Le pot à lait
CHRONIQUE. Tout au long de l'été, notre camarade Jean-Paul Pelras nous incite, avec ces chroniques champêtres, à nous replonger dans ce flot de souvenirs qui font notre identité collective. Aujourd'hui, un peu de lait...
Évidemment, si le pot à lait de Perrette avait été en aluminium, il ne se serait jamais brisé. Et La Fontaine, gros Jean comme devant, n’aurait pu écrire sa fable. Du coup, la belle aurait eu ses châteaux en Espagne et nous n’aurions jamais dit à tout bout de champ « adieu veau, vache, cochon, couvée ».

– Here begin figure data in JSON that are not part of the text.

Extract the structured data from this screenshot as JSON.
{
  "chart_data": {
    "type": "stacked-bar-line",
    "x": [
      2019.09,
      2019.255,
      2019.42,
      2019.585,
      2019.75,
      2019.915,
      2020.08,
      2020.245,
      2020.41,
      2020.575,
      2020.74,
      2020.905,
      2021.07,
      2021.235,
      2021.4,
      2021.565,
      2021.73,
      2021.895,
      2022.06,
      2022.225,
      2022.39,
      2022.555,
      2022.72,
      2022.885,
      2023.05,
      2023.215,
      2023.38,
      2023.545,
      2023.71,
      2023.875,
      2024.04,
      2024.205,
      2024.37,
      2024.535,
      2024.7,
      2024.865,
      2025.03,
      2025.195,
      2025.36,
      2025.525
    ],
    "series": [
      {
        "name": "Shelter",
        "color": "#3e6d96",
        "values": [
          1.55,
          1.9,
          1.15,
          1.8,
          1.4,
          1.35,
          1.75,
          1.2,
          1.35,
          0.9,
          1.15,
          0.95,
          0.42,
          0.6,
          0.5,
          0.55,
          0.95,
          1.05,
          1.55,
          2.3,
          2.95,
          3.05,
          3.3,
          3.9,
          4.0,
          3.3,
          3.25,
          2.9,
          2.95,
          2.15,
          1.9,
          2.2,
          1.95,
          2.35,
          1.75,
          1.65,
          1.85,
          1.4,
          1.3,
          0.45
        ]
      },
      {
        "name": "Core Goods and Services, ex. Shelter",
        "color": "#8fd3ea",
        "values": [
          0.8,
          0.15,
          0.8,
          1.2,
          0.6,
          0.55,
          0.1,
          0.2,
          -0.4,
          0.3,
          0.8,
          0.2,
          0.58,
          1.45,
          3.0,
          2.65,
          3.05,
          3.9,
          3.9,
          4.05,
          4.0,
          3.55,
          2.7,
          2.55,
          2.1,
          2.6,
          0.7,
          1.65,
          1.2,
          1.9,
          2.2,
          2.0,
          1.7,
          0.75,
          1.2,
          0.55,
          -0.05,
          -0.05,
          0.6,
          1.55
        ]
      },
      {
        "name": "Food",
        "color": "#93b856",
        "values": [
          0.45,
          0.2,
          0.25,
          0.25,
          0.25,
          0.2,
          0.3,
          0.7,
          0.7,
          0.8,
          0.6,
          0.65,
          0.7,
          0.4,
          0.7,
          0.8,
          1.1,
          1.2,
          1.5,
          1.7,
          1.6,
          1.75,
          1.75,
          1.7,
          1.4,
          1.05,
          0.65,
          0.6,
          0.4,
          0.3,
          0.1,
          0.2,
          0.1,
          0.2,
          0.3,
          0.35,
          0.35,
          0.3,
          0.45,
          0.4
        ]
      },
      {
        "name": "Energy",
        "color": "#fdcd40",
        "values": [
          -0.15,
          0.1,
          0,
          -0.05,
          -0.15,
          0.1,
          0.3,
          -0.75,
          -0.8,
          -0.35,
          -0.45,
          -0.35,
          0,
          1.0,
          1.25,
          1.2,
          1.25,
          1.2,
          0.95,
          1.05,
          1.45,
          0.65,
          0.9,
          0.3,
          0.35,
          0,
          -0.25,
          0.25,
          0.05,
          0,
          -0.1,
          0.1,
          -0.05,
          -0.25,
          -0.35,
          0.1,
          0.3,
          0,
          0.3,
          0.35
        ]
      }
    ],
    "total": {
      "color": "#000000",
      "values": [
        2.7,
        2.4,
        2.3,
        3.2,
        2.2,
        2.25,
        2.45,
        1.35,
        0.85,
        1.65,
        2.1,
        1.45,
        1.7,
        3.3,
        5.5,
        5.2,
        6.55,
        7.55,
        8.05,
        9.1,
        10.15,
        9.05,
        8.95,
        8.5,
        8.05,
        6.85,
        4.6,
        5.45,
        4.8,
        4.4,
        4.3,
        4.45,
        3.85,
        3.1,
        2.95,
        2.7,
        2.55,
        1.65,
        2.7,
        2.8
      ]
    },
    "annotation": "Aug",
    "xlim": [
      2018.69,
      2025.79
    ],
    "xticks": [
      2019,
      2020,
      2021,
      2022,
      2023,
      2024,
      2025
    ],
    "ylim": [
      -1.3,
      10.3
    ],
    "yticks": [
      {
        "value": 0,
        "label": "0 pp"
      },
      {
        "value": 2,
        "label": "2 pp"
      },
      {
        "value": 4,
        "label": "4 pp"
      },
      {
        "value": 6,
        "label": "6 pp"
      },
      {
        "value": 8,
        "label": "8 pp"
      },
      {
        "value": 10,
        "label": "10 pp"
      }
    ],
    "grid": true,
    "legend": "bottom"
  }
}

Nous voici donc dans cette étable où, bien avant que l’Europe ne condamne les burons et vienne tout aseptiser, autochtones et estivants se rendaient, à l’heure de la traite, pour acheter leur litre de lait. Bien évidemment, en ce qui me concerne, ce souvenir remonte au temps des grandes vacances passées du côté d’Aumont-Aubrac en Lozère. L’oncle, la tante, les petits tabourets à trois pattes, la pince en fer blanc placée sur la queue des vaches à cause des mouches qui avaient échappé aux tortillons gluants, les bidons, le gros entonnoir pour filtrer, les chats qui venaient boire la mousse jetée sur le ciment, la source dans le pré où on laissait le lait toute la nuit avant le passage des gens de la laiterie, l’odeur du foin coupé…
Et puis, un peu plus tard sous la lampe jaune, la soupe de rave ou de pain trempé, les assiettes Arcopal à grosses fleurs, le Duralex des familles, le canon de rouge tiré au tonneau, l’assiette retournée pour le dessert, le café que l’on remuait avec le manche de la fourchette ou la pointe du couteau.
Enfin, la fraîcheur de la nuit, l’édredon, dans la chambre d’à coté, à deux voix, la prière en patois. Et tous ces rêves de lendemain qui parlaient de Gévaudan, de bêtes à chasser, de myrtilles, de cerf volant, de troupeaux à conduire, de chiffons rouges et d’éternité.